Enjoying ‘lighter later’ – the joy of daylight saving time for a SAD sufferer
I always get a little giddy at this time of year, and that’s because of the prospect of longer evenings. I’m one of those people who doesn’t get on with winter gloom. Whether I actually have seasonal affective disorder or not, I don’t know for sure. But I do know that as the evenings draw in, I feel a sense of foreboding, like a cloak of oppression lurking just out of reach. When the clocks change in October, instantly plunging evenings into early darkness, it’s like a cloak that surrounds me until the longer days return, and that I constantly have to fight.
Fortunately, at the advice of a Twitter chum, I stumbled across a SAD lamp that helps me through the worst of times. It sits on my desk, searing my retinas during the bleakest days of winter, somehow tricking my brain into thinking sunshine is blazing outside when in fact everything is shrouded in inky blackness peppered with the occasional half-hearted glow of a street lamp. But on Friday, I put my SAD lamp away, and it gave my heart a little leap of joy.
It’s for this reason that I remain militant in my support for daylight saving time. Yet every year I see an increasing number of people grumbling about it. Mostly, it seems, people hate the clocks changing by an hour twice a year; and many people complaining (lots and lots of people in the USA) live much nearer the equator than I do, and so aren’t affected nearly as much.

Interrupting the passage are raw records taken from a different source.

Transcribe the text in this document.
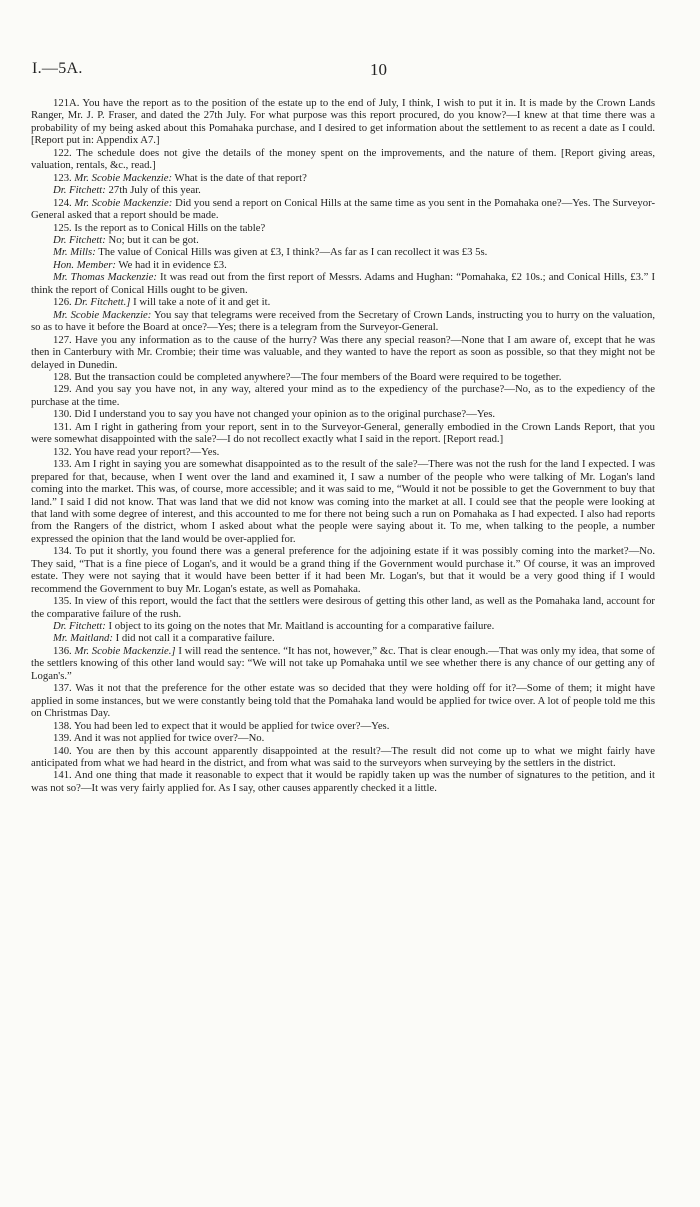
I.—5A.	10

121A. You have the report as to the position of the estate up to the end of July, I think, I wish to put it in. It is made by the Crown Lands Ranger, Mr. J. P. Fraser, and dated the 27th July. For what purpose was this report procured, do you know?—I knew at that time there was a probability of my being asked about this Pomahaka purchase, and I desired to get information about the settlement to as recent a date as I could. [Report put in: Appendix A7.]

122. The schedule does not give the details of the money spent on the improvements, and the nature of them. [Report giving areas, valuation, rentals, &c., read.]

123. Mr. Scobie Mackenzie: What is the date of that report?

Dr. Fitchett: 27th July of this year.

124. Mr. Scobie Mackenzie: Did you send a report on Conical Hills at the same time as you sent in the Pomahaka one?—Yes. The Surveyor-General asked that a report should be made.

125. Is the report as to Conical Hills on the table?

Dr. Fitchett: No; but it can be got.

Mr. Mills: The value of Conical Hills was given at £3, I think?—As far as I can recollect it was £3 5s.

Hon. Member: We had it in evidence £3.

Mr. Thomas Mackenzie: It was read out from the first report of Messrs. Adams and Hughan: “Pomahaka, £2 10s.; and Conical Hills, £3.” I think the report of Conical Hills ought to be given.

126. Dr. Fitchett.] I will take a note of it and get it.

Mr. Scobie Mackenzie: You say that telegrams were received from the Secretary of Crown Lands, instructing you to hurry on the valuation, so as to have it before the Board at once?—Yes; there is a telegram from the Surveyor-General.

127. Have you any information as to the cause of the hurry? Was there any special reason?—None that I am aware of, except that he was then in Canterbury with Mr. Crombie; their time was valuable, and they wanted to have the report as soon as possible, so that they might not be delayed in Dunedin.

128. But the transaction could be completed anywhere?—The four members of the Board were required to be together.

129. And you say you have not, in any way, altered your mind as to the expediency of the purchase?—No, as to the expediency of the purchase at the time.

130. Did I understand you to say you have not changed your opinion as to the original purchase?—Yes.

131. Am I right in gathering from your report, sent in to the Surveyor-General, generally embodied in the Crown Lands Report, that you were somewhat disappointed with the sale?—I do not recollect exactly what I said in the report. [Report read.]

132. You have read your report?—Yes.

133. Am I right in saying you are somewhat disappointed as to the result of the sale?—There was not the rush for the land I expected. I was prepared for that, because, when I went over the land and examined it, I saw a number of the people who were talking of Mr. Logan's land coming into the market. This was, of course, more accessible; and it was said to me, “Would it not be possible to get the Government to buy that land.” I said I did not know. That was land that we did not know was coming into the market at all. I could see that the people were looking at that land with some degree of interest, and this accounted to me for there not being such a run on Pomahaka as I had expected. I also had reports from the Rangers of the district, whom I asked about what the people were saying about it. To me, when talking to the people, a number expressed the opinion that the land would be over-applied for.

134. To put it shortly, you found there was a general preference for the adjoining estate if it was possibly coming into the market?—No. They said, “That is a fine piece of Logan's, and it would be a grand thing if the Government would purchase it.” Of course, it was an improved estate. They were not saying that it would have been better if it had been Mr. Logan's, but that it would be a very good thing if I would recommend the Government to buy Mr. Logan's estate, as well as Pomahaka.

135. In view of this report, would the fact that the settlers were desirous of getting this other land, as well as the Pomahaka land, account for the comparative failure of the rush.

Dr. Fitchett: I object to its going on the notes that Mr. Maitland is accounting for a comparative failure.

Mr. Maitland: I did not call it a comparative failure.

136. Mr. Scobie Mackenzie.] I will read the sentence. “It has not, however,” &c. That is clear enough.—That was only my idea, that some of the settlers knowing of this other land would say: “We will not take up Pomahaka until we see whether there is any chance of our getting any of Logan's.”

137. Was it not that the preference for the other estate was so decided that they were holding off for it?—Some of them; it might have applied in some instances, but we were constantly being told that the Pomahaka land would be applied for twice over. A lot of people told me this on Christmas Day.

138. You had been led to expect that it would be applied for twice over?—Yes.

139. And it was not applied for twice over?—No.

140. You are then by this account apparently disappointed at the result?—The result did not come up to what we might fairly have anticipated from what we had heard in the district, and from what was said to the surveyors when surveying by the settlers in the district.

141. And one thing that made it reasonable to expect that it would be rapidly taken up was the number of signatures to the petition, and it was not so?—It was very fairly applied for. As I say, other causes apparently checked it a little.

Here in the UK, we’d have 3am sunrises at the height of summer if daylight savings went away, yet would lose ‘lighter later’ evenings. There have been attempts in the past to address this, with campaigns suggesting the UK moves to the same time zone as France. I suspect nothing will change in the foreseeable future, not least because the Daily Mail would explode in a froth of fury if THEY over in THE EVIL EU would ever TAKE OUR TIME ZONE (or something), regardless of the various studies that suggest the UK on CET would reduce depression, energy use and road deaths.
Still, I’m happier again for seven months now we’re on summertime; but I certainly wouldn’t complain if everyone in the UK somehow forgot to put the clocks back come October.